I must take a moment to say now that I was a little nervous. My experience with NICE restaurants is limited. I felt a little like my character Belinda – the farm-girl tomboy planted in the middle of an upscale big city area. Yikes! My main worry was that my goofy tendencies would embarrass me horribly.
My biggest restaurant eating fear is ordering a dish where you have to cut meat around the bones and still look refined and lady-like. I never quite got the hang of that one. So imagine my dismay when our plates arrive and I am staring at divinely succulent, bone-in lamb. With no small amount of trepidation I approached the lamb and almost sighed aloud in relief as the meat fell away from the bone without any effort on my part.
It had been a long time since I had lamb – I don’t think I have had it since my farm days, well, I may have had some at a Mongolian grill restaurant or something, but that hardly seems to count as it is thinly sliced and carries merely the hint of the flavor. The lamb at this restaurant was divine. Paul had the roasted chicken (which was bone in too, and it didn’t fall off the bones as easily as my lamb did, which made me relieved I had gone with the lamb 😉 ) and it was divine as well. The best chicken either of us have ever tasted. Mmmmm.
With that major pitfall avoided I sat back to enjoy my meal, and then I eyed the olives accompanying the lamb on my plate.
I knew instinctively they were not pitted and so began the debate. Do I ignore them? for how does one eat olives in an upscale restaurant with decorum and dignity?

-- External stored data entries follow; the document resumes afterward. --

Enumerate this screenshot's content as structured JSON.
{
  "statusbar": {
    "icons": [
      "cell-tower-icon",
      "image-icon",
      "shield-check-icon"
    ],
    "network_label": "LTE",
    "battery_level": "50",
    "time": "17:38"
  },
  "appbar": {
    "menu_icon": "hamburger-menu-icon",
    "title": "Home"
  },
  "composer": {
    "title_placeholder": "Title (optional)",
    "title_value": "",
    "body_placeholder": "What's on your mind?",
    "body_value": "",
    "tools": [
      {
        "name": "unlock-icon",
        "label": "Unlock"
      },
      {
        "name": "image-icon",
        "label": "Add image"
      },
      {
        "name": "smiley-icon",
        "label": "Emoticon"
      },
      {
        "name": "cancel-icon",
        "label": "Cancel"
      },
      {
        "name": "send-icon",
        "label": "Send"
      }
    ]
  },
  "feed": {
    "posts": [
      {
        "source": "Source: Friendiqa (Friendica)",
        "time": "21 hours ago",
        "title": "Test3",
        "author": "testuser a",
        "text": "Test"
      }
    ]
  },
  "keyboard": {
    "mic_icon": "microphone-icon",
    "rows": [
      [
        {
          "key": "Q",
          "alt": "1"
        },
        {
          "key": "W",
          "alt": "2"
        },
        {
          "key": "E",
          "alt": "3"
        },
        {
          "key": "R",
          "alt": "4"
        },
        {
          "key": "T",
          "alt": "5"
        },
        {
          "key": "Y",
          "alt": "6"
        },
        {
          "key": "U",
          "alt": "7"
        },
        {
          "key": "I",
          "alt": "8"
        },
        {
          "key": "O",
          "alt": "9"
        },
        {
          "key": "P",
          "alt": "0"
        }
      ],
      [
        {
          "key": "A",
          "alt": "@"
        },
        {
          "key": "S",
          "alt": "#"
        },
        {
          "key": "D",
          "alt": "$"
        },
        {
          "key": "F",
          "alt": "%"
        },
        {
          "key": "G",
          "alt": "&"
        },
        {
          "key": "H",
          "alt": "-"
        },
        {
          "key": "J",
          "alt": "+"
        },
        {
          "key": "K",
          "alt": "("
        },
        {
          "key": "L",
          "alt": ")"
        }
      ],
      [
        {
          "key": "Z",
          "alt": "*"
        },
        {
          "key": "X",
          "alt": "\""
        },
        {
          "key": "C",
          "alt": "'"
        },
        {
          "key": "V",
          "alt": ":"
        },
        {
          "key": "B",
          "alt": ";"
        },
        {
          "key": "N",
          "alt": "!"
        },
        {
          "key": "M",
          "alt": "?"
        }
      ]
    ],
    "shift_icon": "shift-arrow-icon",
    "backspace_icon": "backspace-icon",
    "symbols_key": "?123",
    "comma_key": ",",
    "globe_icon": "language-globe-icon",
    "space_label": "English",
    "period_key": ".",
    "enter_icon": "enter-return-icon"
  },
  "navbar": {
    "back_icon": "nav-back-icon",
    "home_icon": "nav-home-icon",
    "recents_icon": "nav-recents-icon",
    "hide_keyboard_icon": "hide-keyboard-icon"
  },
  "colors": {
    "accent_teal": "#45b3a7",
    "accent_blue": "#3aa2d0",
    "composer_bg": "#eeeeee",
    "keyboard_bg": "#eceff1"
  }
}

I attempted for a moment to pin one down to the plate with my fork, but the pit kept getting in my way and it would go skidding from beneath it in a mad dash to freedom. I passed one to Paul to observe how he (slightly more experienced than myself) would go about it. He had no trouble at all pinning it down with his fork and cutting away. Of course, part way through he became tired of the ordeal and popped the thing in his mouth when no one was looking. A second later I heard a soft plink as the pit was deposited on the side of his plate.
I looked at him in accusation. How could he possibly get away with that? I knew, I would never pull it off. I counted off the dangers of eating olives and began to make a list, while Paul listened in amusement.
1. In an attempt to spear the olive I manage to launch it, hit the waiter in the eye, cause him to stumble backwards, dumping food and drinks all over the neighboring table.
2. In an attempt to spear the olive I launch it at the wall of wine bottles, knock out the bottom one and send them all crashing in a deafening wave of glass and liquid. Of course corks go popping and nailing people in the back of heads and what-not.
3. Worse yet, I attempt to spear the olive and launch it into the open mouth (as the person is taking a bite) of a patron at said neighboring table, so they choke on it and I become a murderer.
4. I decide to forego decorum and dignity and pop the olive in my mouth. The minute I do, Paul’s boss undoubtedly shows up and there I sit with cheeks full of olive as I stare blankly at him. At this point I either choke on it from insanely nervous laughter, or trying to swallow the evidence in a hurry. Paul has to perform the Heimlich and then either 1 or 2 happens all over again.
5. Same as three, but I manage to get to the point where I need to dispose of the pit discreetly. Paul’s boss walks in at that moment. I could attempt to cough and hide the pit in my hand, but undoubtedly that would be the hand he would want to shake, or I would be left sitting there for an indeterminable amount of time with a soggy olive pit in my hand. (ewwww)
6. I get to the pit disposal point, manage to get it discreetly onto my plate (so I think) and find everyone (Paul’s boss included) staring at me in horror at my lack of decorum and dignity.
After making my list, I decided what was life without a little adventure? So I decided to approach dignity and decorum one more time and successfully maneuvered my way through olive eating 101. No eyes were poked out and Paul’s boss never showed up. (he wasn’t expected, mind you, just part of my list)
Of course, Paul had the decency to point out that once I made this post something would undoubtedly say, “The olives were a garnish. You weren’t supposed to eat them.”
It really was a marvelous restaurant and a very fun experience.